J'avais cru comprendre, j'ai pas besoin des sous-titres ! Je finis par lui servir un verre de vodka dilué car son visage crispé et gonflé sûrement par les larmes m'indiquent qu'elle n'est pas venue déguster nos délicieux cocktails. Elle a bien de la chance d'être majeure sinon j'aurai pu lui pourrir encore plus la soirée en lui servant un coca light. Evidemment, elle enchaîne les verres pendant une petite heure et manque à plusieurs reprises de s'endormir sur le comptoir. Je tiens Gabriel à distance pour ne pas qu'il la jette ivre sur le trottoir car il est du genre peu raisonnable.
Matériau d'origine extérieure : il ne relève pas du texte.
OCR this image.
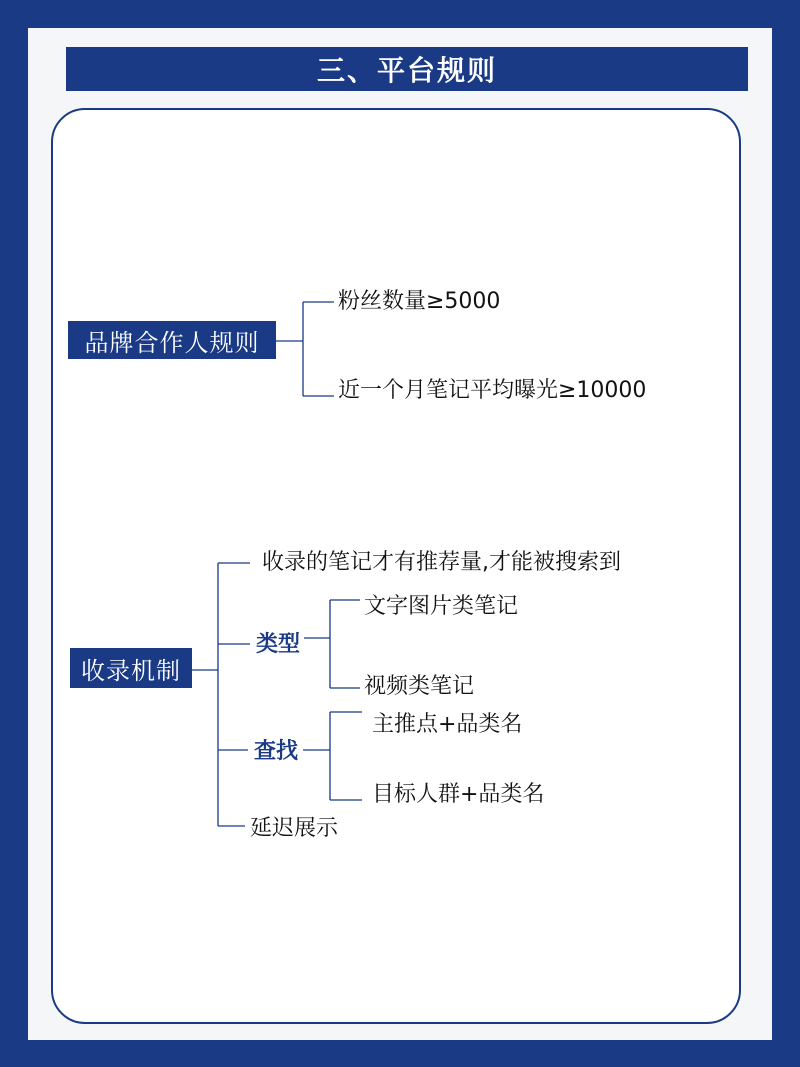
三、平台规则
品牌合作人规则
粉丝数量≥5000
近一个月笔记平均曝光≥10000
收录机制
收录的笔记才有推荐量,才能被搜索到
类型
文字图片类笔记
视频类笔记
查找
主推点+品类名
目标人群+品类名
延迟展示
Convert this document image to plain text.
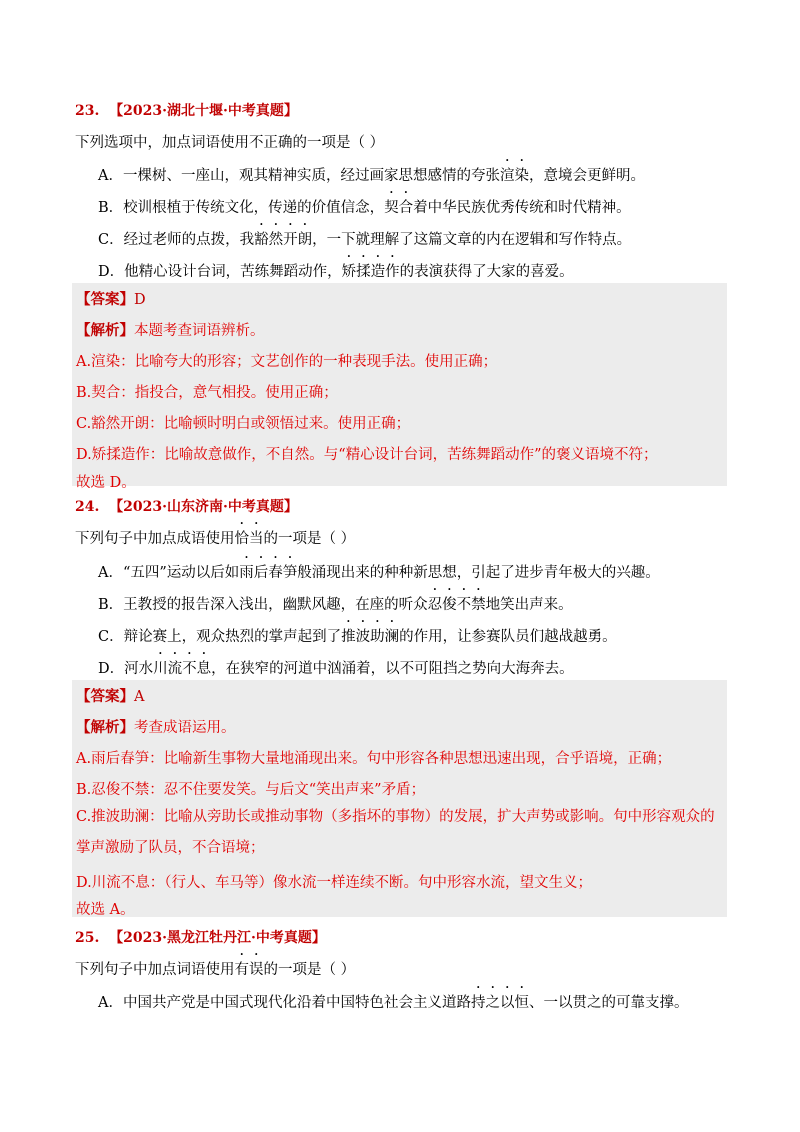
23. 【2023·湖北十堰·中考真题】
下列选项中，加点词语使用不正确的一项是（ ）
A．一棵树、一座山，观其精神实质，经过画家思想感情的夸张渲染，意境会更鲜明。
B．校训根植于传统文化，传递的价值信念，契合着中华民族优秀传统和时代精神。
C．经过老师的点拨，我豁然开朗，一下就理解了这篇文章的内在逻辑和写作特点。
D．他精心设计台词，苦练舞蹈动作，矫揉造作的表演获得了大家的喜爱。
【答案】D
【解析】本题考查词语辨析。
A.渲染：比喻夸大的形容；文艺创作的一种表现手法。使用正确；
B.契合：指投合，意气相投。使用正确；
C.豁然开朗：比喻顿时明白或领悟过来。使用正确；
D.矫揉造作：比喻故意做作，不自然。与“精心设计台词，苦练舞蹈动作”的褒义语境不符；
故选 D。
24. 【2023·山东济南·中考真题】
下列句子中加点成语使用恰当的一项是（ ）
A．“五四”运动以后如雨后春笋般涌现出来的种种新思想，引起了进步青年极大的兴趣。
B．王教授的报告深入浅出，幽默风趣，在座的听众忍俊不禁地笑出声来。
C．辩论赛上，观众热烈的掌声起到了推波助澜的作用，让参赛队员们越战越勇。
D．河水川流不息，在狭窄的河道中汹涌着，以不可阻挡之势向大海奔去。
【答案】A
【解析】考查成语运用。
A.雨后春笋：比喻新生事物大量地涌现出来。句中形容各种思想迅速出现，合乎语境，正确；
B.忍俊不禁：忍不住要发笑。与后文“笑出声来”矛盾；
C.推波助澜：比喻从旁助长或推动事物（多指坏的事物）的发展，扩大声势或影响。句中形容观众的掌声激励了队员，不合语境；
D.川流不息：（行人、车马等）像水流一样连续不断。句中形容水流，望文生义；
故选 A。
25. 【2023·黑龙江牡丹江·中考真题】
下列句子中加点词语使用有误的一项是（ ）
A．中国共产党是中国式现代化沿着中国特色社会主义道路持之以恒、一以贯之的可靠支撑。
"Tu devrais arrêter de boire, je tente."

- Et toi tu devrais arrêter de parler et me servir encore un verre !"

Je soupire mais ne m'y oppose pas, si elle veut se saouler ça ne me regarde pas. Parfois je l'entends marmonner et je peux dire qu'elle emploie un vocabulaire peu chrétien. Je devine vite qu'il s'agit de l'éternel problème de sa vie qui porte le nom de Sasha. Il aurait mieux valu qu'elle reste en admiration devant le Sasha dans Pokemon plutôt qu'elle s'intéresse à cet être peu scrupuleux.

" Toi qui est cocue..."

Rhoo pourquoi elle ouvre la bouche pour me dire ça...

"Tu devrais savoir mieux que personne que les mecs sont des connards... De vrais nymphos! Ils n'ont pas fini de se faire une fille, qu'ils pensent déjà à la prochaine chatte qu'ils vont embrocher!"

Suite à cette charmante intervention d'une grande poésie, Jane délaisse son verre et s'étale sur le bar, sa tête entre ses bras. Et évidemment, j'entends ses larmes et comme je suis conne, je lui donne un paquet de mouchoir que j'avais dans ma poche. Je garde un œil sur elle mais profite qu'elle soit plus calme pour m'occuper d'autres clients.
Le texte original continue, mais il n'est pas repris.